Each edition of the report is cumulative and consists of substances newly reviewed in addition to those listed in previous editions. For each listed substance, the RoC contains a substance profile, which provides information from cancer studies that support the listing as well as information about potential sources of exposure and current Federal regulations to limit exposures.
The National Toxicology Program (NTP) prepares the draft RoC on behalf of the Secretary, HHS. The most recent report, the 12th RoC, was published in 2011.
A background document, summarizing information on human exposure, cancer studies in humans and experimental animals, studies on genetic effects and potential cancer mechanisms, is written for each substance and is used in the review process. Final background documents are available via the RoC web page Documents and Reviews.
Conclusions regarding carcinogenicity in humans or experimental animals are based on expert, scientific judgment, with consideration given to all relevant information (see formal, specific listing criteria).

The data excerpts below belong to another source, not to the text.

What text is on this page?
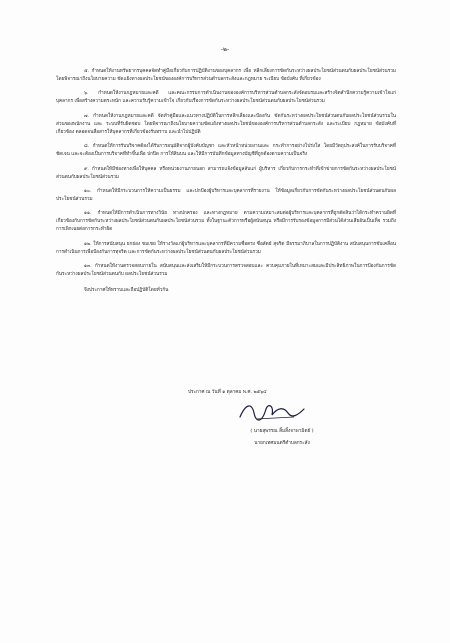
-๒-

๕. กำหนดให้งานทรัพยากรบุคคลจัดทำคู่มือเกี่ยวกับการปฏิบัติงานของบุคลากร เพื่อ หลีกเลี่ยงการขัดกันระหว่างผลประโยชน์ส่วนตนกับผลประโยชน์ส่วนรวม โดยพิจารณาถึงนโยบายความ ขัดแย้งทางผลประโยชน์ขององค์การบริหารส่วนตำบลกระสังและกฎหมาย ระเบียบ ข้อบังคับ ที่เกี่ยวข้อง

๖. กำหนดให้งานกฎหมายและคดี และคณะกรรมการดำเนินงานขององค์การบริหารส่วนตำบลกระสังจัดอบรมและสร้างจิตสำนึกความรู้ความเข้าใจแก่บุคลากร เพื่อสร้างความตระหนัก และความรับรู้ความเข้าใจ เกี่ยวกับเรื่องการขัดกันระหว่างผลประโยชน์ส่วนตนกับผลประโยชน์ส่วนรวม

๗. กำหนดให้งานกฎหมายและคดี จัดทำคู่มือและแนวทางปฏิบัติในการหลีกเลี่ยงและป้องกัน ขัดกันระหว่างผลประโยชน์ส่วนตนกับผลประโยชน์ส่วนรวมในส่วนของพนักงาน และ ระบบที่รับผิดชอบ โดยพิจารณาถึงนโยบายความขัดแย้งทางผลประโยชน์ขององค์การบริหารส่วนตำบลกระสัง และระเบียบ กฎหมาย ข้อบังคับที่เกี่ยวข้อง ตลอดจนสื่อสารให้บุคลากรที่เกี่ยวข้องรับทราบ และนำไปปฏิบัติ

๘. กำหนดให้การรับบริจาคต้องได้รับการอนุมัติจากผู้บังคับบัญชา และหัวหน้าหน่วยงานและ กระทำการอย่างโปร่งใส โดยมีวัตถุประสงค์ในการรับบริจาคที่ชัดเจน และจะต้องเป็นการบริจาคที่ทำขึ้นเพื่อ ปกปิด การให้สินบน และให้มีการบันทึกข้อมูลทางบัญชีที่ถูกต้องตามความเป็นจริง

๙. กำหนดให้มีช่องทางเพื่อให้บุคคล หรือหน่วยงานภายนอก สามารถแจ้งข้อมูลลับแก่ ผู้บริหาร เกี่ยวกับการกระทำที่เข้าข่ายการขัดกันระหว่างผลประโยชน์ส่วนตนกับผลประโยชน์ส่วนรวม

๑๐. กำหนดให้มีกระบวนการให้ความเป็นธรรม และปกป้องผู้บริหารและบุคลากรที่รายงาน ให้ข้อมูลเกี่ยวกับการขัดกันระหว่างผลประโยชน์ส่วนตนกับผลประโยชน์ส่วนรวม

๑๑. กำหนดให้มีการดำเนินการทางวินัย ทางปกครอง และทางกฎหมาย ตามความเหมาะสมต่อผู้บริหารและบุคลากรที่ถูกตัดสินว่าได้กระทำความผิดที่เกี่ยวข้องกับการขัดกันระหว่างผลประโยชน์ส่วนตนกับผลประโยชน์ส่วนรวม ทั้งในฐานะตัวการหรือผู้สนับสนุน หรือมีการรับรองข้อมูลการมีส่วนได้ส่วนเสียอันเป็นเท็จ รวมถึงการเพิกเฉยต่อการกระทำผิด

๑๒. ให้การสนับสนุน ยกย่อง ชมเชย ให้รางวัลแก่ผู้บริหารและบุคลากรที่มีความซื่อตรง ซื่อสัตย์ สุจริต มีธรรมาภิบาลในการปฏิบัติงาน สนับสนุนการขับเคลื่อนการดำเนินการเพื่อป้องกันการทุจริต และการขัดกันระหว่างผลประโยชน์ส่วนตนกับผลประโยชน์ส่วนรวม

๑๓. กำหนดให้งานตรวจสอบภายใน สนับสนุนและส่งเสริมให้มีกระบวนการตรวจสอบและ ควบคุมภายในที่เหมาะสมและมีประสิทธิภาพในการป้องกันการขัดกันระหว่างผลประโยชน์ส่วนตนกับ ผลประโยชน์ส่วนรวม

จึงประกาศให้ทราบและถือปฏิบัติโดยทั่วกัน

ประกาศ ณ วันที่ ๑ ตุลาคม พ.ศ. ๒๕๖๔
( นายสุพรรณ สิ้มสิ้งจาพามิตย์ )
นายกเทศมนตรีตำบลกระสัง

The RoC is meant to be a science-based, authoritative public health communication tool, not a regulatory document; however, it provides important information to congressional staff, regulatory agencies, and others who can use it to make informed decisions that protect the health of people in the United States. Certain federal and state agencies have chosen to base some regulatory actions on the listing of a substance in the RoC, considering it an authoritative source regarding the identification of carcinogens or potential carcinogens for hazard communication purposes. For example,
Under the Toxic Substances Control Act, the EPAs Criteria for the Evaluation of Permit Applications for Ocean Dumping of Materials (Title 40, Section 227.6(5)) is a regulation which prohibits ocean dumping of materials considered by responsible scientific opinion to contain known or suspect carcinogens, mutagens, or teratogens, as other than trace contaminants.
The OSHA Hazard Communication Standard requires employers to establish hazard communication programs to transmit information on the hazards of chemicals to their employees by means of labels on containers, material safety data sheets, and training programs.
California's Safe Drinking Water and Toxic Enforcement Act of 1986 initiative, or Proposition 65, is intended to protect California citizens and the State's drinking water sources from chemicals known to cause cancer, birth defects or other reproductive harm, and to inform citizens about exposures to such chemicals. Substances identified in the RoC may be placed on the Prop 65 list, thus influencing the labeling of certain products in California and nationwide.